Here is what the big-box retailer reported for the fiscal fourth quarter compared with Wall Street’s estimates, according to a survey of analysts by LSEG:
- Earnings per share: 66 cents adjusted vs 64 cents expected
- Revenue: $180.55 billion vs. $180.01 billion expected
In the three-month period that ended Jan. 31, Walmart’s net income fell to $5.25 billion, or 65 cents per share, compared with $5.49 billion or 68 cents per share in the year-ago period. Revenue rose from $173.39 billion in the year-ago quarter. The company’s adjusted earnings per share figure excluded one-time items, including opioid-related legal costs and gains and losses on equity and other investments.
Comparable sales, an industry metric also known as same-store sales, increased 4.6% for Walmart’s U.S. business and 6.8% for Sam’s Club, excluding fuel.
Walmart’s e-commerce sales in the U.S. soared 20% compared with the year-ago period. That marked the 11th straight quarter of double-digit gains.
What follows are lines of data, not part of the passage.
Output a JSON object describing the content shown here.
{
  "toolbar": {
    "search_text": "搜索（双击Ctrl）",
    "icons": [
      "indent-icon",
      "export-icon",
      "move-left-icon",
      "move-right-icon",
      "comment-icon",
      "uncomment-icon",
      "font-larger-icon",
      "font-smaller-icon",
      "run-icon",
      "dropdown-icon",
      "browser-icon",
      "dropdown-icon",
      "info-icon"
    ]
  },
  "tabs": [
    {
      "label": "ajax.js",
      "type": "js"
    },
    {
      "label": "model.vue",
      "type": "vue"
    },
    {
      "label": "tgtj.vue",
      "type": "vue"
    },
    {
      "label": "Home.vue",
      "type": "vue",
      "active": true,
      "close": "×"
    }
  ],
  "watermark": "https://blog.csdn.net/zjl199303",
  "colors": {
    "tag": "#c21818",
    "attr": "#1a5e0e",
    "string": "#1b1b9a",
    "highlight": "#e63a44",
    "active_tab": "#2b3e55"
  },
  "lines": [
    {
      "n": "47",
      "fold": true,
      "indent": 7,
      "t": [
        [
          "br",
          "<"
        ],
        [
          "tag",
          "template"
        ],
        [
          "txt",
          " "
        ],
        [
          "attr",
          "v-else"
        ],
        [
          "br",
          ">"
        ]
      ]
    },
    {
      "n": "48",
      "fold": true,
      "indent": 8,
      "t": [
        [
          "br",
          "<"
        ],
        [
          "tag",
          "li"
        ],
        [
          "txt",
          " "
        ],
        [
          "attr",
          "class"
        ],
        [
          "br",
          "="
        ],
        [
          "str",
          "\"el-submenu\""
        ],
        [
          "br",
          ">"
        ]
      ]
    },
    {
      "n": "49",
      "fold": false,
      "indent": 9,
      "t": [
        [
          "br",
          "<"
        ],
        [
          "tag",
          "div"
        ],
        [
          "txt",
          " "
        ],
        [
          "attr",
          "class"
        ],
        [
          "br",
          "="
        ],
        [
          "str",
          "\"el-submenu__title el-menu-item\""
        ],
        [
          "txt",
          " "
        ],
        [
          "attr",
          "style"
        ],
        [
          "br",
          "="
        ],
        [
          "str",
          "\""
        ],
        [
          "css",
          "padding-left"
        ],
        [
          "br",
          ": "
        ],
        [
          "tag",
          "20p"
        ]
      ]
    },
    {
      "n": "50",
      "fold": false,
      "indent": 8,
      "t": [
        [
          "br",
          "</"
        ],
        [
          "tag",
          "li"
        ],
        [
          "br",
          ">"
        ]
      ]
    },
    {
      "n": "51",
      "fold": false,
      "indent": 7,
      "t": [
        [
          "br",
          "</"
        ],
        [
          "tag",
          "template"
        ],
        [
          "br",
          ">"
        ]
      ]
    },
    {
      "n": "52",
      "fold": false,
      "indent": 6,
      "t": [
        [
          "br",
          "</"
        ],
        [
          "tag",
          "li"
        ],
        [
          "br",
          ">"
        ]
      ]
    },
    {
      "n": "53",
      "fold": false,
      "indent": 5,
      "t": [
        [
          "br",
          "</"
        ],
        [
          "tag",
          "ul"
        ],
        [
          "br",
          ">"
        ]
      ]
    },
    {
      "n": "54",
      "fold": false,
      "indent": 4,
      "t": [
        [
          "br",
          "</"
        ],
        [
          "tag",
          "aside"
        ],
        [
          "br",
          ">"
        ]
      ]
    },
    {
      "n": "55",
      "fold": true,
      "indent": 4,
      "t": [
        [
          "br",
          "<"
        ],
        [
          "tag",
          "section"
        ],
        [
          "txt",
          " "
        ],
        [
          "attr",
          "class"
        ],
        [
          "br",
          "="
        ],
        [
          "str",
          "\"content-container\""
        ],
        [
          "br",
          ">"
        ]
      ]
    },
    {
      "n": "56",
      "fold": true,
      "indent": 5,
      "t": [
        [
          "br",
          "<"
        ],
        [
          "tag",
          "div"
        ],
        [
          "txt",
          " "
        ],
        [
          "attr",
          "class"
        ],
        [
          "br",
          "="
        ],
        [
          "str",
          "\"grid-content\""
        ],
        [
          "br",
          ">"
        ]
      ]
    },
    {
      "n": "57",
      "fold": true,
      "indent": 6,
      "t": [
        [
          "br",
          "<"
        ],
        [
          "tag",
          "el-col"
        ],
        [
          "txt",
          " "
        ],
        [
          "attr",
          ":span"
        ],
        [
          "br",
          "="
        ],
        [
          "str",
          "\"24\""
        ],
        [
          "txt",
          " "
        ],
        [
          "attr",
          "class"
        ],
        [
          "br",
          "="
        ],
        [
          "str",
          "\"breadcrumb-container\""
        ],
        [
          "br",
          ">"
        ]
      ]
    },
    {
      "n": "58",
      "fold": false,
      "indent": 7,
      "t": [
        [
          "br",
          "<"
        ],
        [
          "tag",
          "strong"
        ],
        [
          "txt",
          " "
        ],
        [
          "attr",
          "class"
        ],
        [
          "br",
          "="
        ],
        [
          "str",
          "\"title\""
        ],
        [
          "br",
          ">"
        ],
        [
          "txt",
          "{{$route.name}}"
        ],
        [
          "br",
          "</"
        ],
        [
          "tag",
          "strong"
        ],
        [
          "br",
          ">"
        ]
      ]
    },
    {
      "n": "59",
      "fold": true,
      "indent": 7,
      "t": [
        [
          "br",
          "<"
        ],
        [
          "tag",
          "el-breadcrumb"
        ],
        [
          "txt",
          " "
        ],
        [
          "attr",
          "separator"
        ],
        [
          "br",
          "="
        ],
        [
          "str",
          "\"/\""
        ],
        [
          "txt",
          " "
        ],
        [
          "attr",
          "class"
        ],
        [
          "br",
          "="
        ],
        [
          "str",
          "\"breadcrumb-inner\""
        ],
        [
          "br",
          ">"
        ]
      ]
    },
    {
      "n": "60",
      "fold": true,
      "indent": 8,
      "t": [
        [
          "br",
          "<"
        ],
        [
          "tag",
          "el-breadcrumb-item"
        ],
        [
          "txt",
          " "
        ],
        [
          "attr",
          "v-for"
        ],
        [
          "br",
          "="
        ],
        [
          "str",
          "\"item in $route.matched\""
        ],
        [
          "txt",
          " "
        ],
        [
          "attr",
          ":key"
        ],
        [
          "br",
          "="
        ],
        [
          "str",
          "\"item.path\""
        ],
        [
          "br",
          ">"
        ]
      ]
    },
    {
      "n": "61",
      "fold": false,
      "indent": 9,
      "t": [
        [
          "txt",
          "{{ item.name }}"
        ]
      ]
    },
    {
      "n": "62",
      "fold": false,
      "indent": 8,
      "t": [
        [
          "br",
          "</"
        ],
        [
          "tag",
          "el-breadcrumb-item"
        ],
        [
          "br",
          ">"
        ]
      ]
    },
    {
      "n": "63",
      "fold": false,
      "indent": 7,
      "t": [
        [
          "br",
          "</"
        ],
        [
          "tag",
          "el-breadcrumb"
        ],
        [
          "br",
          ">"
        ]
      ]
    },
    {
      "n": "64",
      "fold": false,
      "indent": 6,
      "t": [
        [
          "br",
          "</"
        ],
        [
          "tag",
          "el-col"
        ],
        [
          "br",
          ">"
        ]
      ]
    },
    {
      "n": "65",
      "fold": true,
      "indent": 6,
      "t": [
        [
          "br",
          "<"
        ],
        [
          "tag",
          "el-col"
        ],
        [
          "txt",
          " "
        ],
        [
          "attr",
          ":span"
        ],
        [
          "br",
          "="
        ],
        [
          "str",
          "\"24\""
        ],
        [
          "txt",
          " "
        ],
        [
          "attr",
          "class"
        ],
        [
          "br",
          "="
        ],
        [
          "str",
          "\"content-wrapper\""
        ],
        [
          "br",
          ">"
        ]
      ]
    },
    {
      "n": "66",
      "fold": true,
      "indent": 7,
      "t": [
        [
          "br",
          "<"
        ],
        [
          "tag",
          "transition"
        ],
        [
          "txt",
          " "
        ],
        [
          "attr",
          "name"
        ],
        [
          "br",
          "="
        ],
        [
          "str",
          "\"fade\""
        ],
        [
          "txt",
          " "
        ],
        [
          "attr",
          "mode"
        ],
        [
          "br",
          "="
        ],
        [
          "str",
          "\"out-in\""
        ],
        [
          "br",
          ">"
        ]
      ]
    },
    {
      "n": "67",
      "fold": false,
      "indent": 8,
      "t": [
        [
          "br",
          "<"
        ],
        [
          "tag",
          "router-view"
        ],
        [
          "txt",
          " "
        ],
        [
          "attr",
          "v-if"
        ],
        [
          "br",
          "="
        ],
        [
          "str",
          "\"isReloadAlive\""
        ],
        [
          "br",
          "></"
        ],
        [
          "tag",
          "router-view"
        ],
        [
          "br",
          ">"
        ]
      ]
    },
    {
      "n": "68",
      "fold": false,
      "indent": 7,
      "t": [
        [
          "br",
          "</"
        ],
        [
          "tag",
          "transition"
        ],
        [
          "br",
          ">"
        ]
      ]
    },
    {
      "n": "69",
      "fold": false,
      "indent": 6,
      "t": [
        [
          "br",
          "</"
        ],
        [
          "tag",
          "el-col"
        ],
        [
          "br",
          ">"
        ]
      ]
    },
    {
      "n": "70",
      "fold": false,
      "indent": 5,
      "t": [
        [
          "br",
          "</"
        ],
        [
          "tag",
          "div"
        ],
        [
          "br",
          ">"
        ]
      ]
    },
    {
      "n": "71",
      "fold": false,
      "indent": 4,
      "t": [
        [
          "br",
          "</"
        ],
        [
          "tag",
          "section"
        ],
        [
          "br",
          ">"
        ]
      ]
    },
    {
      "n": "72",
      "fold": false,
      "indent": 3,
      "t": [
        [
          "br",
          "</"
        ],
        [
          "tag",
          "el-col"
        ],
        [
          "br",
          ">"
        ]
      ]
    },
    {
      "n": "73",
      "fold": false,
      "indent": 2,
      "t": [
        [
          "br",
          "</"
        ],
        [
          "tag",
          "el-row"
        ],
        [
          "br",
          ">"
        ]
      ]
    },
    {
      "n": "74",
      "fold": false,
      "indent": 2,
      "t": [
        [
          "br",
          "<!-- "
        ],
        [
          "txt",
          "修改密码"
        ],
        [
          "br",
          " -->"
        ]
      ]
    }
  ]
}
Global e-commerce sales rose 16%.
In the Walmart U.S. segment, customers’ store visits and purchases climbed, as transactions rose 2.8% and average ticket increased 1.8% year over year.
As Walmart is the top grocer in the U.S., investors often view it as a barometer of consumer health. Investors have tried to parse whether softer U.S. retail sales in January were a blip or warning sign. Wall Street also is trying to understand the potential impact of policy decisions, such as tariffs, on consumer spending.
Restaurant chains, including Restaurant Brands‘ Burger King and Popeyes, said sales improved in the fourth quarter, but they had weak trends in January.
Yet those restaurants and some retail experts have blamed short-term factors for the drop, including winter storms, consumers taking a break after splurging over holidays and contending with damage and disruption from Los Angeles wildfires.
Rainey echoed those sentiments, saying cold weather and the wildfires hurt Walmart’s sales. He said that’s a temporary factor, however, and doesn’t indicate a change in consumer spending patterns.
Walmart’s e-commerce growth and newer initiatives worked in its favor in the fourth quarter. Its advertising business and third-party marketplace are small compared to Amazon’s, but have posted gains and driven higher margins than Walmart’s retail business.
Rainey pointed to double-digit gains in the fourth quarter in global advertising, membership income and Walmart’s fulfillment services segment, which packs and ships orders to third-party sellers.
“These are all higher margin, faster growing parts of our business where the math is just suggesting that our margins are going up over time,” he said. “And frankly, I don’t see any end to this.”
Walmart also hiked its dividend by 13% to 94 cents per share, the largest increase in over a decade.
As of Wednesday’s close, shares of Walmart are up about 83% over the past year. Shares closed on Wednesday at $104.00, up about 15% so far this year and outpacing the approximately 4% gains of the S&P 500 during the same period.